Edelweis terpaku di tempatnya. Dia tidak menyangka Kaliandra akan menanyakan hal itu. Edelweis hanya bisa menatap Kaliandra dengan senyum yang muram.
"Aku..."
Kaliandra menjabar erat tangan Edelweis dengan kedua tangannya. "Hiduplah dengan bahagia. Dengan atau tanpa Indra, Edelweis."
Edgar membuka pintu ruangan itu. Edelweis dan Kaliandra menoleh. Kaliandra melepaskan tangan Edelweis.

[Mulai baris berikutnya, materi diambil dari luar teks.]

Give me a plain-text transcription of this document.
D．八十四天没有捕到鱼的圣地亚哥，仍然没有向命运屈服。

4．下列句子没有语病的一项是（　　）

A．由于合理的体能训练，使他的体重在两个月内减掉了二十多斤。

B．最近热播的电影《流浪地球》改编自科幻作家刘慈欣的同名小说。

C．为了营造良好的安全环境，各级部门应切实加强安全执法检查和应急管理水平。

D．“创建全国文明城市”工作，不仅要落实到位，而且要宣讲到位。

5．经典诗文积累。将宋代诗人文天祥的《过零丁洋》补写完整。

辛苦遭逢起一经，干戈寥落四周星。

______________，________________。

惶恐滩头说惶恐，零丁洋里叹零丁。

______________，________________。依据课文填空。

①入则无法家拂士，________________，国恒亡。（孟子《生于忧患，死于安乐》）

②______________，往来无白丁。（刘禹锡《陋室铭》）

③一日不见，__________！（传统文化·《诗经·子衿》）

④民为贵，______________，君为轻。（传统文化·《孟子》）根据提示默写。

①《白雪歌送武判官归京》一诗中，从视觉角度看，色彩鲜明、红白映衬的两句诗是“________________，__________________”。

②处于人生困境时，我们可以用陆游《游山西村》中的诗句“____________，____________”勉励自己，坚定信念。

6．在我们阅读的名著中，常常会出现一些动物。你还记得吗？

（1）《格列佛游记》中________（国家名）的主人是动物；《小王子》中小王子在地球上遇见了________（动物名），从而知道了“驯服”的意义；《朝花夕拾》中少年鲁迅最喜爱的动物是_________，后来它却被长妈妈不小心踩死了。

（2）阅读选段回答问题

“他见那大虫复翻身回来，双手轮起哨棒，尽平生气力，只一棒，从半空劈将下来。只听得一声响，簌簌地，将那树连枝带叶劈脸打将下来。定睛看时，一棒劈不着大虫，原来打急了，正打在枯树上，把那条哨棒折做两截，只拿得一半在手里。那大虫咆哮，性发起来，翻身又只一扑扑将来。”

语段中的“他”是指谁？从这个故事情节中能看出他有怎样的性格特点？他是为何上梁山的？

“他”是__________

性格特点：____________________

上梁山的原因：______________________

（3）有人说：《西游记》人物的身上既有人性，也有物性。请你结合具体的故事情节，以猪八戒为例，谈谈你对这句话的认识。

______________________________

Edgar bisa melihat mata Edelweis berkaca-kaca. "Dompetku ketinggalan," kata Edgar tanpa ditanya. Dia meraih dompet di meja, kemudian berbalik ke luar ruangan.
Kaliandra menatap punggung Edgar. Tanpa menoleh pada Edelweis, dia berkata, "Edgar pasti mendengar tadi, kau tidak apa-apa?" tanya Kaliandra.
"Aku tidak ada hubungan apapun dengan Pak Edgar. Jadi tidak masalah."
"Apakah hatimu masih terpaut pada Indra. Kau pernah menghubunginya?" tanya Kaliandra.
"Aku tidak tahu Mbak."
Jawaban Edelweis emmbuat Kaliandra sedih. Sebab dari wajahnya saja, Kaliandra tahu, bahwa Edelweis belum bisa melupakan cinta pertamanya. Sedangkan Kaliandra mendengar gosip, Indra memiliki tunangan. Apakah Edelweis bisa menghadapi berita tersebut? Kaliandra takut dengan jawaban buruknya.
Edgar kembali setelah membayar semua makanan mereka. Dia meminta Kaliandra untuk pulang sendiri. Sedangkan dia akan mengantarkan Edelweis pulang.
Edelweis bisa melihat ekspresi kesal pada Kaliandra, namun wanita itu menahannya. Seolah-olah selama Kaliandra telah terbiasa melakukannya.
"Aku bisa pulang sendiri," kata Edelweis menolah tawaran Edgar.
Kaliandra tersenyum, meski hanya sedikit. Tetapi Edelweis melihatnya.
"Tidak bisa. Aku akan tetap mengantarmu," Edgar bersikukuh. "Ada yang ingin kubicarakan."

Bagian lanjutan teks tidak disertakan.